December 04, 2019
Here is an interesting bit of history; archaeologists have excavated a Civil War camp in Kentucky and found that many of the soldiers died their hair and beards. Why, you ask? Because for the first time ever there was a photographer present and they wanted to look good.
From the article:
The Civil War was the first war on U.S. soil to be photographed. During the war years, 1861 to 1865, popular demand for photographs soared. As the price of portraits came down, the business of making and distributing photographs boomed.
As abolitionist Frederick Douglass stated in 1861 "What was once the exclusive luxury of the rich and great is now within reach of all,” speaking of the proliferation of inexpensive daguerreotype portraits.
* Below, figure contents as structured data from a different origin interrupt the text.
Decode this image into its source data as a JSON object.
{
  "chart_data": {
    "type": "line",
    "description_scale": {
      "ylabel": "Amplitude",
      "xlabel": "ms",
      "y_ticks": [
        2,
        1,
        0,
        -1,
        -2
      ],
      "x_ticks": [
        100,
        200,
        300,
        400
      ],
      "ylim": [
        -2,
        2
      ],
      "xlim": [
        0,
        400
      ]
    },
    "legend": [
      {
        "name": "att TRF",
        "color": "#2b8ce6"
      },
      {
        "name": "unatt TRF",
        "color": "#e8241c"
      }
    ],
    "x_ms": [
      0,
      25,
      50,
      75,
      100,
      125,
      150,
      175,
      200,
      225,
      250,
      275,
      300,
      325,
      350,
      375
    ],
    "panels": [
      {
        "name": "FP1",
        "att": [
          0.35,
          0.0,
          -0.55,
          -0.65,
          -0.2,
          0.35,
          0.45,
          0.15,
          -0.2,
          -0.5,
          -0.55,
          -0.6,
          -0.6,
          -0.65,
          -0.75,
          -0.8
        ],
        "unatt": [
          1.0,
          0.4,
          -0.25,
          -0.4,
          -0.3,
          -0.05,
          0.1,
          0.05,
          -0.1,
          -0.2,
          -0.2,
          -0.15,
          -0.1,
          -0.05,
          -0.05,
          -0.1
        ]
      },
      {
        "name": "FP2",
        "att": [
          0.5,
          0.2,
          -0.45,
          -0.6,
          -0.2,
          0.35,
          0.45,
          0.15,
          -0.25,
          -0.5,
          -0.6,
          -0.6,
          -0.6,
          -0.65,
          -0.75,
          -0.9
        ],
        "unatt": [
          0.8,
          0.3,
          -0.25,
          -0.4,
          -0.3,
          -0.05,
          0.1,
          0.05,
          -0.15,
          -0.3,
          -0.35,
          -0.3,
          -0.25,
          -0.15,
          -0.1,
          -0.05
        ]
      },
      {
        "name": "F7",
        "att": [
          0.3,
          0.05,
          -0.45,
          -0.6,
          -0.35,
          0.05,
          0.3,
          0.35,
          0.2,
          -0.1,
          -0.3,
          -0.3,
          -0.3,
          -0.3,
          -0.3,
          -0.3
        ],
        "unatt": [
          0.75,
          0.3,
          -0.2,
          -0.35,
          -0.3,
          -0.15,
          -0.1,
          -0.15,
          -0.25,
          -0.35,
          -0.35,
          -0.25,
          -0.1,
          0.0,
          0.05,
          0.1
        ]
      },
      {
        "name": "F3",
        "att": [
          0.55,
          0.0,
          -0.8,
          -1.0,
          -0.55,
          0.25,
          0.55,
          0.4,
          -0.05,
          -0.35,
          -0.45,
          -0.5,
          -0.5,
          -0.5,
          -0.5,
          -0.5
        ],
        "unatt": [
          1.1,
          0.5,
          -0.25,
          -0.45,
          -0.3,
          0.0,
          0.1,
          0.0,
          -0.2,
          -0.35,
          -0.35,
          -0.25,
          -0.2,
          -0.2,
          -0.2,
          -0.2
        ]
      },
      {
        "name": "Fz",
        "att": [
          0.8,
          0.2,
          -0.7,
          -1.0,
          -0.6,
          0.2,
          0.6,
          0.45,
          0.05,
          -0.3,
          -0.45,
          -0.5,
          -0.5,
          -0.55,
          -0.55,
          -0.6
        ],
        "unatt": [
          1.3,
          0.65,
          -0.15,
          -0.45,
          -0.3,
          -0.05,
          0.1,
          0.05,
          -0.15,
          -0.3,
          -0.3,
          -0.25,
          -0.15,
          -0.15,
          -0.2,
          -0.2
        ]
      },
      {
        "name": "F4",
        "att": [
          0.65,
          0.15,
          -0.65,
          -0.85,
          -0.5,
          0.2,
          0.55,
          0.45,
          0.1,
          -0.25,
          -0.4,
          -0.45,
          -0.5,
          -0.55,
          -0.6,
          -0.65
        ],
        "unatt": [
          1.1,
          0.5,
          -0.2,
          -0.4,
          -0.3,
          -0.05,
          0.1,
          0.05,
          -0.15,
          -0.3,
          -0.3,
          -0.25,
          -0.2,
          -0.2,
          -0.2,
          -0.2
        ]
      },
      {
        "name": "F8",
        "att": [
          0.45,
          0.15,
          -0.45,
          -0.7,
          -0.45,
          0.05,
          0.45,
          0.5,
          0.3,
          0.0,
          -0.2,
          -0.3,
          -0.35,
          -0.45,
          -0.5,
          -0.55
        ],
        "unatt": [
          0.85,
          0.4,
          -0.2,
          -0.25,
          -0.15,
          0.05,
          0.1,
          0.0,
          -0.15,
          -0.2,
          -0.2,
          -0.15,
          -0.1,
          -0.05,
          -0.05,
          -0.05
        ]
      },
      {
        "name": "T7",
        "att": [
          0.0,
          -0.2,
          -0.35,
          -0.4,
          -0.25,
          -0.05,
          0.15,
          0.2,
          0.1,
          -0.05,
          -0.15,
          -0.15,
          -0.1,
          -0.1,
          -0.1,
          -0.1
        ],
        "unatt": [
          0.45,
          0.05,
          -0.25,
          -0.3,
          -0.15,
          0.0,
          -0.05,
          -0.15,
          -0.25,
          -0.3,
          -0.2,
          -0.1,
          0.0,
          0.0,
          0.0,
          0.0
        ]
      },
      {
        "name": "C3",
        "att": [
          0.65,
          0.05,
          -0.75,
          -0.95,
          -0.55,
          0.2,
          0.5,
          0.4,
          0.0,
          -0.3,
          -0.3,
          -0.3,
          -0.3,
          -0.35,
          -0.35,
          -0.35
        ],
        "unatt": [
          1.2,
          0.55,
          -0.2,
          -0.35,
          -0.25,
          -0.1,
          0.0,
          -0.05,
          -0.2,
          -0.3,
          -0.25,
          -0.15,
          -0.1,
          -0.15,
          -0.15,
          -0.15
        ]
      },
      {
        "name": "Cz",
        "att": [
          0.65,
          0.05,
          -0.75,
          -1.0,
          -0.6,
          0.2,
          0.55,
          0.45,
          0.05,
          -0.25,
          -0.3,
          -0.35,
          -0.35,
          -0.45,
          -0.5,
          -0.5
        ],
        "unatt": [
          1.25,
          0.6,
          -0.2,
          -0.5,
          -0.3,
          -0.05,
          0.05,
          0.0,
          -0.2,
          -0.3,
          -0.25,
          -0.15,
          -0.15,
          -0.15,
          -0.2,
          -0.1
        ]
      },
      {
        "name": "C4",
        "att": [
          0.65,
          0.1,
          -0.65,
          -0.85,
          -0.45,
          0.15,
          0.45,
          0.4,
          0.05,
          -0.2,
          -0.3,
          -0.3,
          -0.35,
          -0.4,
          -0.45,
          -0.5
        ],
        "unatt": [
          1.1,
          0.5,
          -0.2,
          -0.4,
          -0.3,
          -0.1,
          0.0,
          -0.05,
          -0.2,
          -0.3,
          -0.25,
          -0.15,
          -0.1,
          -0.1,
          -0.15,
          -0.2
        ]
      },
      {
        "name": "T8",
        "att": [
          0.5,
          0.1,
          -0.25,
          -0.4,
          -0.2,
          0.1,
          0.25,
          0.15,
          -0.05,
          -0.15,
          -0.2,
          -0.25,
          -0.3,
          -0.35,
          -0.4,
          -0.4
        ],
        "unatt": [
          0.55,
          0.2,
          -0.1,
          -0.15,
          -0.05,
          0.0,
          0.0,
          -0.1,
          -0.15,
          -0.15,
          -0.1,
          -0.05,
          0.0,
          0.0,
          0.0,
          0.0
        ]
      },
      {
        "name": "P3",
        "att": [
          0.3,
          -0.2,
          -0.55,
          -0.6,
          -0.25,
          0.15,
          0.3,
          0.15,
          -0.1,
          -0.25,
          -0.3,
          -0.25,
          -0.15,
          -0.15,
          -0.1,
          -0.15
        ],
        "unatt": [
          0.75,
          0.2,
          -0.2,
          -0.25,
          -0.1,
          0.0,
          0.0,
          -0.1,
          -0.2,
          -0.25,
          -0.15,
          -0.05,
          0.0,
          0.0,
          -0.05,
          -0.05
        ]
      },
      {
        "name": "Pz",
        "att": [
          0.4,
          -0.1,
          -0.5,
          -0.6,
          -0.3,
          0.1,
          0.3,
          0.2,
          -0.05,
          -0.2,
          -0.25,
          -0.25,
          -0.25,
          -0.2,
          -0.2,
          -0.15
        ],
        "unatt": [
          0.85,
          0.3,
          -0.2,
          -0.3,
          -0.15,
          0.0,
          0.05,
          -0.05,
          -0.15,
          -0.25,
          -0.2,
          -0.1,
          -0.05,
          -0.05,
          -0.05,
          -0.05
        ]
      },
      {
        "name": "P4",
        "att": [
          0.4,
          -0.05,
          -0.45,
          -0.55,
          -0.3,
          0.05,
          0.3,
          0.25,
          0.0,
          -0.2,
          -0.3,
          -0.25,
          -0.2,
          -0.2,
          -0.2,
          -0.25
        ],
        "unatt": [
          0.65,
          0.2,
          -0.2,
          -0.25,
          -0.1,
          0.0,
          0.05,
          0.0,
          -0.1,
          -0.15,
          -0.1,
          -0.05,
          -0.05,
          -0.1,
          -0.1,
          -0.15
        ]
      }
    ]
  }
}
"Being a soldier was and is a special status associated with manhood, bravery and honor,” McBride said about the custom of new enlistees visiting a portrait studio as they were shipped off to war. "The portraits and the identifying stencils were important to the men to illustrate their status as both men and soldiers at that moment, but also for posterity, as they could soon be wounded or killed.”This was the first war with photojournalism involved. While it was impossible to photograph battle scenes or even drills, it was still possible, for the first time, to make a permanent record of what the men looked like.
It's hard to imagine that this was just one hundred and fifty years ago. We have witnessed more change in our world in this last century and a half than most civilizations experienced in their entire existence.
And now we have to learn by excavating sites with archaeologists. Amazing.